In ITP, a disruption of the balance between helper T-cell 1 (Th1) and Th2 is observed, leading to Th1 dominance [5,6]. This is evidenced by an increase in the production of interferon-γ, as well as a decrease in the secretion of interleukin (IL-4) by T-cells [6,7]. Additionally, analysis of the hypervariable region (CDR3) of the β-chain of the T-cell receptor shows that T-cells constitute an oligoclonal population. These abnormalities are reversible in responders to rituximab [7]. At the same time, these autoreactive T-cells follow an anti-apoptotic pathway—an intracellular increase in the anti-apoptotic protein B-cell lymphoma-2 (Bcl-2), and a decrease in the proapoptotic protein Bcl-2-associated X protein—but this is also corrected by treatment [7]. Lastly, during ITP these autoreactive CD4+ T-cells contribute to the activation and affinity maturation of B-cells via CD40–CD154 interactions in splenic germinal centers [5,6]. The role of cytotoxic T-cells (Tc) has been little documented, the exception being the demonstration of increased gene expression in the perforin/granzyme system. These latter proteins are involved in cell lysis when the disease is active, suggesting that circulating CD8+ T-cells contribute to platelet destruction [8]. Analysis of intracellular cytokines in ITP patients has also revealed a Tc1/Tc2 imbalance, similar to that observed with Th-cells [7]. Lastly, the increased recruitment of these T-cells into bone marrow leads to the destruction of the progenitors of platelets, the megakaryocytes, thereby contributing to insufficient platelet production [8].

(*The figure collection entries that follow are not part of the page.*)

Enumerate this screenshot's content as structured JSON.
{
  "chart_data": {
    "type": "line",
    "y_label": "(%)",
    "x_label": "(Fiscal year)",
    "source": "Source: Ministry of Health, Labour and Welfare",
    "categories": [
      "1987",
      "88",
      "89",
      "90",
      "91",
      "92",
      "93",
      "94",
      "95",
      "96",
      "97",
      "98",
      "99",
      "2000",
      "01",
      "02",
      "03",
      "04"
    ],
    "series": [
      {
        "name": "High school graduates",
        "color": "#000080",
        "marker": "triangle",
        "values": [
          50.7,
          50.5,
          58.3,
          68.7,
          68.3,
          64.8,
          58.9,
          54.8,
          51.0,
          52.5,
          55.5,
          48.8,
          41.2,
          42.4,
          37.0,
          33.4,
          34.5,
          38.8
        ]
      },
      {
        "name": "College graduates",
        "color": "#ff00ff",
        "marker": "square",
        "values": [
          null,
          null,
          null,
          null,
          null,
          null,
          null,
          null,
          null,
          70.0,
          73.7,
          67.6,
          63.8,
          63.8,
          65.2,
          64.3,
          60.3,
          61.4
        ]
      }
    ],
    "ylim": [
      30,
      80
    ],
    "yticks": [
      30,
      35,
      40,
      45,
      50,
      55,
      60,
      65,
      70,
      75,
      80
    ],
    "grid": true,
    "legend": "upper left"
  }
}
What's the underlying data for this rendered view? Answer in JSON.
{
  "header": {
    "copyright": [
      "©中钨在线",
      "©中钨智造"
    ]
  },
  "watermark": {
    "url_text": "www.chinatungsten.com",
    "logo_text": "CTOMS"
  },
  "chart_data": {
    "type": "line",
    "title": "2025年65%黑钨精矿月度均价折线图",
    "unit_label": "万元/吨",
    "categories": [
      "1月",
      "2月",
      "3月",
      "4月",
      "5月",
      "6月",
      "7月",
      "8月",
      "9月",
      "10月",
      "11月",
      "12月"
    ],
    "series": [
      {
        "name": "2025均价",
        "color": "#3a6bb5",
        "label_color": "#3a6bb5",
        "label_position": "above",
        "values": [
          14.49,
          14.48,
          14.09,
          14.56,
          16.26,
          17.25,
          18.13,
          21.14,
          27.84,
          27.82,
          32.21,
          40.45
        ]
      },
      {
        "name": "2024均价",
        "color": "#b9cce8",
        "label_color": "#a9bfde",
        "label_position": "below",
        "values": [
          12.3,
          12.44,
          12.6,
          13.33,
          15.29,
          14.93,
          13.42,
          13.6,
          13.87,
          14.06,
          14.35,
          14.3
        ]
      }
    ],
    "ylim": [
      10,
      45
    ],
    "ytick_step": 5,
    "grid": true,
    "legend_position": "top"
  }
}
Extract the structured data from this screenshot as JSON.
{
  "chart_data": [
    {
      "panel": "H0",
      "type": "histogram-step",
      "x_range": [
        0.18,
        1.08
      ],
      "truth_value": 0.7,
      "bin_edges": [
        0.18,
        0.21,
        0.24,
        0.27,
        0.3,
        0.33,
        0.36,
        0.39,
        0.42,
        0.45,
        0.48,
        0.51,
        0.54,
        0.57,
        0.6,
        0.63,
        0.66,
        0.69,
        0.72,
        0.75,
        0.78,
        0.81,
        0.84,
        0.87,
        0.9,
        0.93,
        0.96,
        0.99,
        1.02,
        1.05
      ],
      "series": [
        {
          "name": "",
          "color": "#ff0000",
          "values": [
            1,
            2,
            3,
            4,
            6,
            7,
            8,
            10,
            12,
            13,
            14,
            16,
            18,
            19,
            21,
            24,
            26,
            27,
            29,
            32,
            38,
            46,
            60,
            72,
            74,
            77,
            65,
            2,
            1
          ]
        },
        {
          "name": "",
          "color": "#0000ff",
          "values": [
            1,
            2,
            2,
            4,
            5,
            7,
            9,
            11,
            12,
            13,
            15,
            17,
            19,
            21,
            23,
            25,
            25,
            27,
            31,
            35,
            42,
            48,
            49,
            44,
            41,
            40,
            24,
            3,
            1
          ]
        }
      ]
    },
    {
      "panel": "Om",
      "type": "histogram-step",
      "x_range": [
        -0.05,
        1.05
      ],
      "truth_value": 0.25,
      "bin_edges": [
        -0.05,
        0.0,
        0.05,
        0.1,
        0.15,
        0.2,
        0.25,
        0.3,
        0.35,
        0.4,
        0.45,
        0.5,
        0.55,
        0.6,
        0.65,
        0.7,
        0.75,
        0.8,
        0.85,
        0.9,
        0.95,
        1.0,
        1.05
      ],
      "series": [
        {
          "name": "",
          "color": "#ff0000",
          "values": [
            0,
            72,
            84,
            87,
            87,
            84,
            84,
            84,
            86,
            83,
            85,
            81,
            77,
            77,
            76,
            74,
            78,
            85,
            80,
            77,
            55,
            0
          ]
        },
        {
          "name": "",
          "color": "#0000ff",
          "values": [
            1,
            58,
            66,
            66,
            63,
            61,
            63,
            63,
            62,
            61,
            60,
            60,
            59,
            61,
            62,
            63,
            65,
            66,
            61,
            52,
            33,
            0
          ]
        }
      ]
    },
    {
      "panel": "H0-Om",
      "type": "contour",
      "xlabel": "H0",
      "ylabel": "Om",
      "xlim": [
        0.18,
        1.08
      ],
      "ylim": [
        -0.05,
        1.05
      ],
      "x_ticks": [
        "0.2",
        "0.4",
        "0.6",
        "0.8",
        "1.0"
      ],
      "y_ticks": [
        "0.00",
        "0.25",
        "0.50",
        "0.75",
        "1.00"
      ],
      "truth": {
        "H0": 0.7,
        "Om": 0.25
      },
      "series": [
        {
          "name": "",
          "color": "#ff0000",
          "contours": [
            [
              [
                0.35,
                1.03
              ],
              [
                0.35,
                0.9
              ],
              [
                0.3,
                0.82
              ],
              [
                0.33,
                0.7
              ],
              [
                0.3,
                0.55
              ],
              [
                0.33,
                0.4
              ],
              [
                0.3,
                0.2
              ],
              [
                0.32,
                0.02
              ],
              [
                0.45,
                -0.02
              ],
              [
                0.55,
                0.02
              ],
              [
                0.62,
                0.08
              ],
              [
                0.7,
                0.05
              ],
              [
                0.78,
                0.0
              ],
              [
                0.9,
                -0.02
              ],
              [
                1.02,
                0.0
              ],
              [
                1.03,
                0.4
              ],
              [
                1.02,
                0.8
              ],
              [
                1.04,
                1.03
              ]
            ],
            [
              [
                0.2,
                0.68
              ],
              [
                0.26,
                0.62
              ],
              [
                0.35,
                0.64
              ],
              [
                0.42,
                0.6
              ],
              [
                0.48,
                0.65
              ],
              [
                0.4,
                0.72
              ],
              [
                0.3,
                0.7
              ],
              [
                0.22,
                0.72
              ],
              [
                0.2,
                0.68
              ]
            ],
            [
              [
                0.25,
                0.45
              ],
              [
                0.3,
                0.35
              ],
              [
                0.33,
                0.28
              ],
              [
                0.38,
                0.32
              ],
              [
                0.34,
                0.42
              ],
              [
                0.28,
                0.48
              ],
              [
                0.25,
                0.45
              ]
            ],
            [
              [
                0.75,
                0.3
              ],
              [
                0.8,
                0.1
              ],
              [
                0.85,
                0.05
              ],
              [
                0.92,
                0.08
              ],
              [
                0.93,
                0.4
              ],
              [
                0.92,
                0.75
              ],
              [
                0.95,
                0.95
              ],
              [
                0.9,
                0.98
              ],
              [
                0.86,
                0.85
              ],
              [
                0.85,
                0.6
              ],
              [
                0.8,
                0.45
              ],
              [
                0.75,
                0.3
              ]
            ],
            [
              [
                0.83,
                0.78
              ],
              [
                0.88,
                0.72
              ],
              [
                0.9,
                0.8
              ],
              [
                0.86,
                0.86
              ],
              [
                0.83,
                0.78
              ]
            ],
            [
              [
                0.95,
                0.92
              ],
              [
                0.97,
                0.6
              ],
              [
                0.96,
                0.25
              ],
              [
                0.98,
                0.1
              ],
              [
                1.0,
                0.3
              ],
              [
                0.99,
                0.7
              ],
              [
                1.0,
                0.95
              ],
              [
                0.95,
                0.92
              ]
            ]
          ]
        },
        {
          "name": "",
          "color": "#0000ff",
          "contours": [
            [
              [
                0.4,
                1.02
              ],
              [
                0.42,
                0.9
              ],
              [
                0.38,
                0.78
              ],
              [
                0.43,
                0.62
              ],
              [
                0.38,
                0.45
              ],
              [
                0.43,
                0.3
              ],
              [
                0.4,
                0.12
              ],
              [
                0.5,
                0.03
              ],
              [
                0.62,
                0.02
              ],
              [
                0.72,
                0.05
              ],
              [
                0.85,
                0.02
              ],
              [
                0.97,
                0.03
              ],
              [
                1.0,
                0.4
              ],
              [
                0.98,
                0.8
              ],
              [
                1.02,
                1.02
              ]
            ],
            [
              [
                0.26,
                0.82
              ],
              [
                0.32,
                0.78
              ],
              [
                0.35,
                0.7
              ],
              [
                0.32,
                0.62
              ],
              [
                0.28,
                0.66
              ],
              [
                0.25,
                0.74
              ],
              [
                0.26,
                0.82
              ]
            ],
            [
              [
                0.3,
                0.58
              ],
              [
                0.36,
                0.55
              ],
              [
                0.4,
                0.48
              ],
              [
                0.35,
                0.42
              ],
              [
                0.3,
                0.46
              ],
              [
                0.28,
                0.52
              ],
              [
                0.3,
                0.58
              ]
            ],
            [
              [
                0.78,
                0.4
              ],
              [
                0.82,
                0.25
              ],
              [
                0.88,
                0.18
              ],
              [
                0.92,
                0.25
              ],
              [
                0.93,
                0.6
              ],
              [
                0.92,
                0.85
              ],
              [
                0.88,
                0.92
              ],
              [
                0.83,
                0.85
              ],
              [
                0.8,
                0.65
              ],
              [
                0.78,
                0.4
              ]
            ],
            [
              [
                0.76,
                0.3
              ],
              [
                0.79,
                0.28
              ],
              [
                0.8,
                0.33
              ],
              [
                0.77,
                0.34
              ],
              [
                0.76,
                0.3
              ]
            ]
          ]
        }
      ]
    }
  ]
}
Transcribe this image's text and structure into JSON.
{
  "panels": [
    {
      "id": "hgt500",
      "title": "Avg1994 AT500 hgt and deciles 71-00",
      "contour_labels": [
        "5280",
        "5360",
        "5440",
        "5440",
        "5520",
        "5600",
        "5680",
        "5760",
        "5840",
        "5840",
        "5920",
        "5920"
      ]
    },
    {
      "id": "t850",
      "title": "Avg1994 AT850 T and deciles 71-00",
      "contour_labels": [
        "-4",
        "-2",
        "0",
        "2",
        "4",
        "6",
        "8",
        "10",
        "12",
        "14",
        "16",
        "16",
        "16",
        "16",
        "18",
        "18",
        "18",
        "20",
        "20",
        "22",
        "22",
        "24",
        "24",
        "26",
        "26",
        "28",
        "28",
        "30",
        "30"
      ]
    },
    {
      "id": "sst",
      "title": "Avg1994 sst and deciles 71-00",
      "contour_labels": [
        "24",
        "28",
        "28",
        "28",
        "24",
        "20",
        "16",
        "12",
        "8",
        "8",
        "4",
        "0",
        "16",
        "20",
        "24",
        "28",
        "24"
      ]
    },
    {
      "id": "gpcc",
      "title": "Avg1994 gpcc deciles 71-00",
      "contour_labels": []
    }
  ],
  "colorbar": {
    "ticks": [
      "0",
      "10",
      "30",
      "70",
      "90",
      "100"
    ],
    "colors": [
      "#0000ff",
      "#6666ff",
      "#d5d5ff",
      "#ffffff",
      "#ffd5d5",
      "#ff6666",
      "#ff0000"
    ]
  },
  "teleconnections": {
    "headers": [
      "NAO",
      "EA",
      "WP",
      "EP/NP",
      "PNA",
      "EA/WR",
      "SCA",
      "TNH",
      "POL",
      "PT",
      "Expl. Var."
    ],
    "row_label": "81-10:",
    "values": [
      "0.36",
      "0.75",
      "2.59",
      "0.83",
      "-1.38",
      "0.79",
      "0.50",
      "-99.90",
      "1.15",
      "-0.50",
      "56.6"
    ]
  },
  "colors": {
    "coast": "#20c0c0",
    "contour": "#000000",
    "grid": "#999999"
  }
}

Autoreactive T-cells recognize the platelet glycoprotein complex GPIIb/IIIa [5]. Thus, their presence in both healthy subjects and ITP patients [5,6] hints at a breakdown in peripheral tolerance in this disease. This breakdown in tolerance may be due to a quantitative and/or qualitative deficit of Tregs. Originating in the thymus, this CD4+ T-cell subpopulation constitutively and intensely expresses CD25, the α-chain of the IL-2 receptor [5,9], as well as the transcription factor forkhead box P3, which plays a primordial role in their genesis as well as in maintaining their peripheral immunosuppressive function. Whether a quantitative deficit of Tregs exists in ITP continues to be debated. Some authors have observed a quantitative deficit in patients compared with control subjects [5,7,9]. This abnormal finding is reversed by corticosteroid therapy or rituximab [5]. However, others have noted similar levels in ITP patients and controls [5,9]. That said, all authors report a functional deficit of Tregs in ITP which results in a reduction in their ability to inhibit the proliferation of effector T-cells [5,7,9].

These pathophysiological insights may lead to new treatment approaches in the future, making it possible to modify the natural history of the disease, or even beat it definitively.